The old internet is so predictable and boring now. Honestly, it's time for a new one that actually works and is better in every single way. Here are my ideas for this Second Internet. (“We've had one internet, yes, but how about Second Internet?”)
IPv200. People have been crying and bawling about how the sky is falling and the internet is going to run out of IP addresses for years and years now. (Seriously, I first heard we are just about to run out of addresses way back around 2000, and it's now 2020 and we're still doing fine, apparently.) So fine, for these alarmists, I am introducing IPv200, which is a much more advanced version of the proposed IPv6 that people have been wanting to replace IPv4 with for a long time. IPv200's addresses will be 256 24-bit addresses represented in octal, separated by the emoji symbol for thumbs up. This is much better than IPv4's 4 8-bit separated by dots, and IPv6's eight groups of 16-bit hex numbers.
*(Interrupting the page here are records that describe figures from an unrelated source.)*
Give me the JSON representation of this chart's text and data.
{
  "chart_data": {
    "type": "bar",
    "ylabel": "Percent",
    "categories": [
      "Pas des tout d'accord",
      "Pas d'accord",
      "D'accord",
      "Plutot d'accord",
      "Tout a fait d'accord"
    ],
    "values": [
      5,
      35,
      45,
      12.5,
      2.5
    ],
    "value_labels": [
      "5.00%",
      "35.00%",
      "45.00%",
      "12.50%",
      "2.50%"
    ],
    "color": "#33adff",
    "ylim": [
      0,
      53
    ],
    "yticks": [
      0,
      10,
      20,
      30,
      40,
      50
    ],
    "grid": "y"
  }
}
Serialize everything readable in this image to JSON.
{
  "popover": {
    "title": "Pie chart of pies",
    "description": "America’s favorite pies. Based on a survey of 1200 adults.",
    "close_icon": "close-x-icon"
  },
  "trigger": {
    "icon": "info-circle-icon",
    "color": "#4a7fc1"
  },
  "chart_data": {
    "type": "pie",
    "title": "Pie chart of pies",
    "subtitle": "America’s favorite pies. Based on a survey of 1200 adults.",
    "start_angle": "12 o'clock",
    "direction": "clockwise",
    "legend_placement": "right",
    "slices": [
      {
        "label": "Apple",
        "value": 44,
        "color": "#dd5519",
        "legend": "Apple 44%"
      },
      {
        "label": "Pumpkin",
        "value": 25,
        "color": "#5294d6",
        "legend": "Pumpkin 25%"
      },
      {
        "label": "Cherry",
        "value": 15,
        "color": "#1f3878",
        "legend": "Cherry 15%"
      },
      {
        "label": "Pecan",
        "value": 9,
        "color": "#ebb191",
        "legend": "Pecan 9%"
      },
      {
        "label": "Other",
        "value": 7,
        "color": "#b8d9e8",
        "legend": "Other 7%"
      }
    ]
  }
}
This way, every single atom of the universe can have an IP address. (I don't know if this is true, but the math sounds about right. If it's not, it's close enough, right?)
A separate internet space for porn. So many people complain that their kids see porn on the internet and office workers are constantly looking for porn, so porn will now legally be required to be on Second Internet II: Porn Edition, which much be specifically opted in to by each person viewing it. People violating the rule of not posting porn on Second Internet Prime (the non-Porn Edition) will be fined $666,696,969 per violation, and all of that money will be given to me, completely tax-free, because I came up with this idea and I deserve it.
Since people just search for sites now, domain names will no longer be a thing, and all sites will be accessed via their IPv200 address. This will end the stupid domain name wars and all the registration garbage; all one needs is server space and internet access to host a site since there are so many IPv200 addresses. A special exemption will be given to DuckDuckGo which will be allowed to retain its domain as well as the short version ddg.gg so people can easily get to a search engine. No other search engines will be allowed a domain name, and if you want to use Google, for example, you will need to either bookmark it or search for it on DuckDuckGo.
Memes must now be approved by a special Meme Commission made up of the elders of the internet who remember such memes as Beowulf Cluster and CowboyNeal. People posting unapproved memes will be fined over nine thousand dollars, and again, all this money comes to me.
The following things are forbidden: content delivery networks, tracking cookies, ads, any multimedia content besides images and animated GIFs embedded into the webpage alone (any other multimedia content must be downloadable), and any streaming garbage where you aren't able to download and use how you want to use whatever content.
Second Internet does not recognize or allow for any unfairly long copyright; copyrighted material must be released into the public domain after fourteen years with no exception and no complaints, and can therefore be downloaded without any penalty. Other material still under copyright can still be used in limited ways, such as commentary or parody, but otherwise, copyrighted material may still be enforced.
Second Internet is not censored (with the exception that all porn must be put on Porn Edition); however, posting a known lie on it is forbidden, and there is a $1 billion fine for posting one. This means that all major news networks and all major political parties are forbidden from using Second Internet. Unlike the other fees, this money will put into a large pit and burned while the person or corporation who told the lie is forced to watch it burn.
Given the above, it is therefore required that Second Internet (and Second Internet II: Porn Edition) provide humanity with every piece of media created more than fourteen years old at all times, because damn it, I want to watch older movies without having to be behind seven proxies or paying actual money to not even own my own copy of it. Holy hell, music was the first media that companies cried about over being able to download and share, but guess what we can do with even purchased music now, that we can't do with movies?
A slow but required transition from the WWW to the vastly superior Gopher.
Mobile Second Internet cannot cost ridiculous amounts of money to get a horribly limited amount of data. Approximately $30/month for unlimited data seems way more than fair.
Consoles are forbidden from accessing Second Internet; Second Internet is a PC Master Race internet only. Consoles shouldn't be a half-assed version of a PC anyway and should be like the consoles of old — simple devices with simple, complete games.
No browsers are allowed to do any more than simple browsing functionality. Any browser that accesses Second Internet that tries to pull the crap Chrome and even Firefox pulls with sending information about your browsing over the internet (no matter how much they say it's non-identifying — haha, right) will be banned from Second Internet. Also, all browsers must have a chicken as part of its logo, because...
The Second Internet's mascot is a chicken. Because chickens are awesome.